Un rôle majeur en santé publique

Reste donc à monétiser cela. « Il faut que l’on trouve le partenaire clé autour duquel on va reconstruire notre modèle économique pour défendre la prospérité de l’exercice libéral vétérinaire », a annoncé Frédéric Bizard. Selon lui, la pierre angulaire de toute la filière animale reste l’éleveur qui constitue avec le vétérinaire un couple indissociablement lié par les intérêts communs qu’ils défendent. C’est pourquoi, comme de nos jours l’éleveur n’est pas solvable pour réellement pouvoir soutenir le financement de nouveaux services à haute valeur ajoutée, il convient de rappeler à l’état les risques évités en matière de santé publique grâce aux conseils prodigués par les vétérinaires ruraux pour la prévention des épidémies, le bon usage des médicaments et la mise en place de bonnes pratiques d’élevages, a précisé Frédéric Bizard. De plus, selon lui, « les pouvoirs publics ont aussi intérêt à conserver les vétérinaires libéraux, sans quoi il faudrait fonctionnariser la médecine vétérinaire sanitaire, ce qui coûterait plus cher ». Parmi les sources de fonds potentielles pour les éleveurs, on pourrait envisager un financement professionnel, des programmes état-région reposant sur des fonds européens, de la région, du département, voire de la commune.
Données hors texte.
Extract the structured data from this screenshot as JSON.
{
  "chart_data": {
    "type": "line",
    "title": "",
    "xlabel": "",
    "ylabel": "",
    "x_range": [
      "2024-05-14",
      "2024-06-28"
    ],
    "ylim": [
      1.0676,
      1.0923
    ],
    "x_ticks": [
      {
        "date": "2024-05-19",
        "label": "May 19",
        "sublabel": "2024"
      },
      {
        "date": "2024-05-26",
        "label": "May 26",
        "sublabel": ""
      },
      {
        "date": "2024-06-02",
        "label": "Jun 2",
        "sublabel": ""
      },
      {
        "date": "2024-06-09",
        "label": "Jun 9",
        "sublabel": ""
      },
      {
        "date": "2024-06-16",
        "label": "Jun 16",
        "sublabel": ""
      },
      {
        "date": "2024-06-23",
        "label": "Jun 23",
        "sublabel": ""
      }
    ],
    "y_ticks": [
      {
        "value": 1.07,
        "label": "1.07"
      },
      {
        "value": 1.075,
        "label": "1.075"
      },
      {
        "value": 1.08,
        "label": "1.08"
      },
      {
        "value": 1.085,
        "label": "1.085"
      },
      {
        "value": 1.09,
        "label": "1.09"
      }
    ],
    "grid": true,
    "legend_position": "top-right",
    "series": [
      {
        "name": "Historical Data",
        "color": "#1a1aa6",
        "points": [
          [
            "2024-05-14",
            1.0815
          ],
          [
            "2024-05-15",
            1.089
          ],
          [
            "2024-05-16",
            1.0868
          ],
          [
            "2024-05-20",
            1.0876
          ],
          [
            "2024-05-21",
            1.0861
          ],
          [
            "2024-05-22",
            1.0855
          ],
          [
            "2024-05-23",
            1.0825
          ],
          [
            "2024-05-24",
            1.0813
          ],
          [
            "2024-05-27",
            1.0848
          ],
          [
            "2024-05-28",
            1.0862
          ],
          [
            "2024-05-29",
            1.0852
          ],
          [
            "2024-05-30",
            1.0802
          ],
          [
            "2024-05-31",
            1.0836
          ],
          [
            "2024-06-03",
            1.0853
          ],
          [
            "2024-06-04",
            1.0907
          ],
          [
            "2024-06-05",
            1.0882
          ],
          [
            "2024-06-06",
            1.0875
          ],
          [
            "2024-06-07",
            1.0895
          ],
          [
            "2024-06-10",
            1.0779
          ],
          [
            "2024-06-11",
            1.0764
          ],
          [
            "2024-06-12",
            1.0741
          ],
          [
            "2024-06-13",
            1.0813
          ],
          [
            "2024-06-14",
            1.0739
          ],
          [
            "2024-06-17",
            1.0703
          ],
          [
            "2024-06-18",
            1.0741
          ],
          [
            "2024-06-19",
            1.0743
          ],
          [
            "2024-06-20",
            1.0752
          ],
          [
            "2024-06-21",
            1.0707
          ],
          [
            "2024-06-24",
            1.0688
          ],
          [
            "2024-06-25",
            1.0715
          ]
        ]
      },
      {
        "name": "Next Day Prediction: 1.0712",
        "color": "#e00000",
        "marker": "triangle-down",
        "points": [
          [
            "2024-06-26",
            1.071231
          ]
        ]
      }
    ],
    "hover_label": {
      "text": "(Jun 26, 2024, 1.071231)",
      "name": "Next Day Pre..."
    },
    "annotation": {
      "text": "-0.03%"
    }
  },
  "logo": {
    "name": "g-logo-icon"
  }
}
D’ailleurs, une des pistes évoquées dans le livre Vetfuturs est de mettre en place des partenariats « vétérinaires, éleveurs, collectivités territoriales, État innovants pour un maillage territorial adapté à chaque bassin de vie ». Dans chaque région, il serait nécessaire de trouver des solutions aux enjeux de permanence et de continuité des soins, en développant et en faisant connaître les dispositifs de contractualisation. « Il faut donc attirer l’attention des pouvoirs publics sur le triptyque sanitaire, territorial et environnemental en impliquant les trois ministères concernés », a conclu Frédéric Bizard, avant d’insister sur le fait que « le vétérinaire ne pourra jamais être considéré à sa juste valeur sans changement du Code de la santé publique qui actuellement ne l’inclut pas comme professionnel de santé ».

1. www.bit.ly/2OyeGGz.

2. www.vetfutursfrance.fr.

VETFUTURS, POUR VOIR PLUS LOIN

Projet lancé par le Syndicat national des vétérinaires d’exercice libéral (SNVEL) et par le Conseil national de l’Ordre des vétérinaires, il a pour objectif d’analyser ce qui caractérise la profession de vétérinaire aujourd’hui et le contexte dans lequel elle évolue, pour préparer et créer son avenir.